Timaço da gráfica da Folha de São Paulo, vendo-se em pé Orlandinho, Carlos, Devanir,
Jaiminho, Elvio, Jair, N.I., N.I., AQUILES e Medina; agachados Adaclé, Mamamá,
Pernambuco, Gersão, Henrique, Solezinho e Folha Seca.


Juventino ou corintiano? - Reencontrei Aquiles Feliciano Afonso na Linotipadora Godoy, em 1982, onde ele continuou a ser o mesmo colega de trabalho aparentemente sério mas sempre pronto para disparar uma frase irreverente. Ao contrário do que seria normal, Aquiles não torcia para a Portuguesa de Desportos. Afirmava sempre que era torcedor do Juventus, mas suspeitava-se que Aquiles fosse um corintiano não assumido, inclusive sendo morador da Zona Leste.

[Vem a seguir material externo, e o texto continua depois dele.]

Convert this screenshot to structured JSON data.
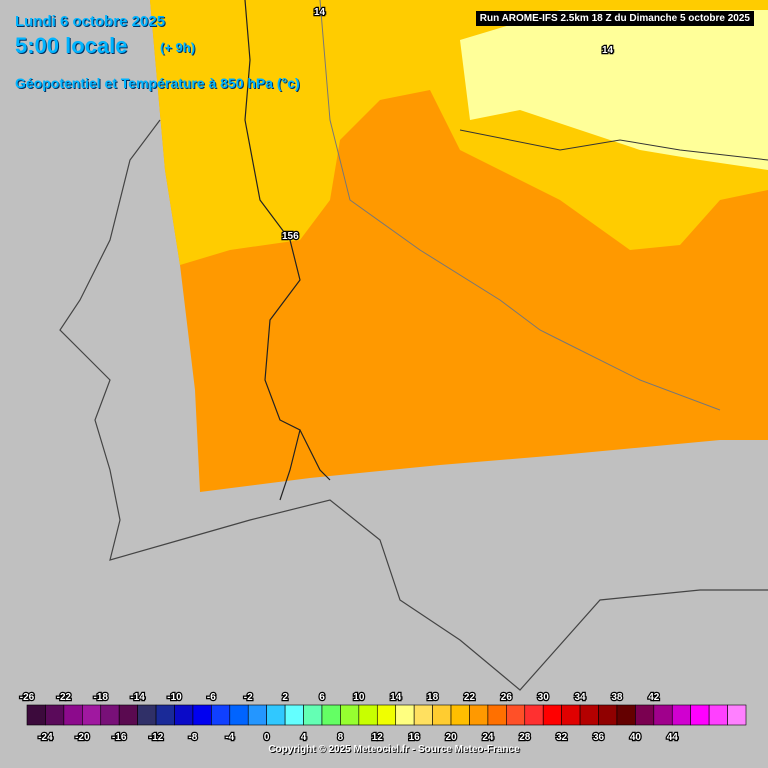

Neste dia 17 de janeiro Aquiles completa mais um ano de vida, devendo estar ao redor dos 70 anos e mantendo a jovialidade, como pode ser visto nas fotos feitas durante uma reunião de ex-gráficos, ao pé da Serra da Cantareira, no final de 2012. Parabéns ao Aquiles, linotipista da mais alta categoria e emérito gozador.

Aquiles Feliciano Afonso (na segunda linotipo) em 1983 na Linotipadora Godoy.
Os demais são Darci Fonseca, João Pedreiro e Gelindo Tozzi.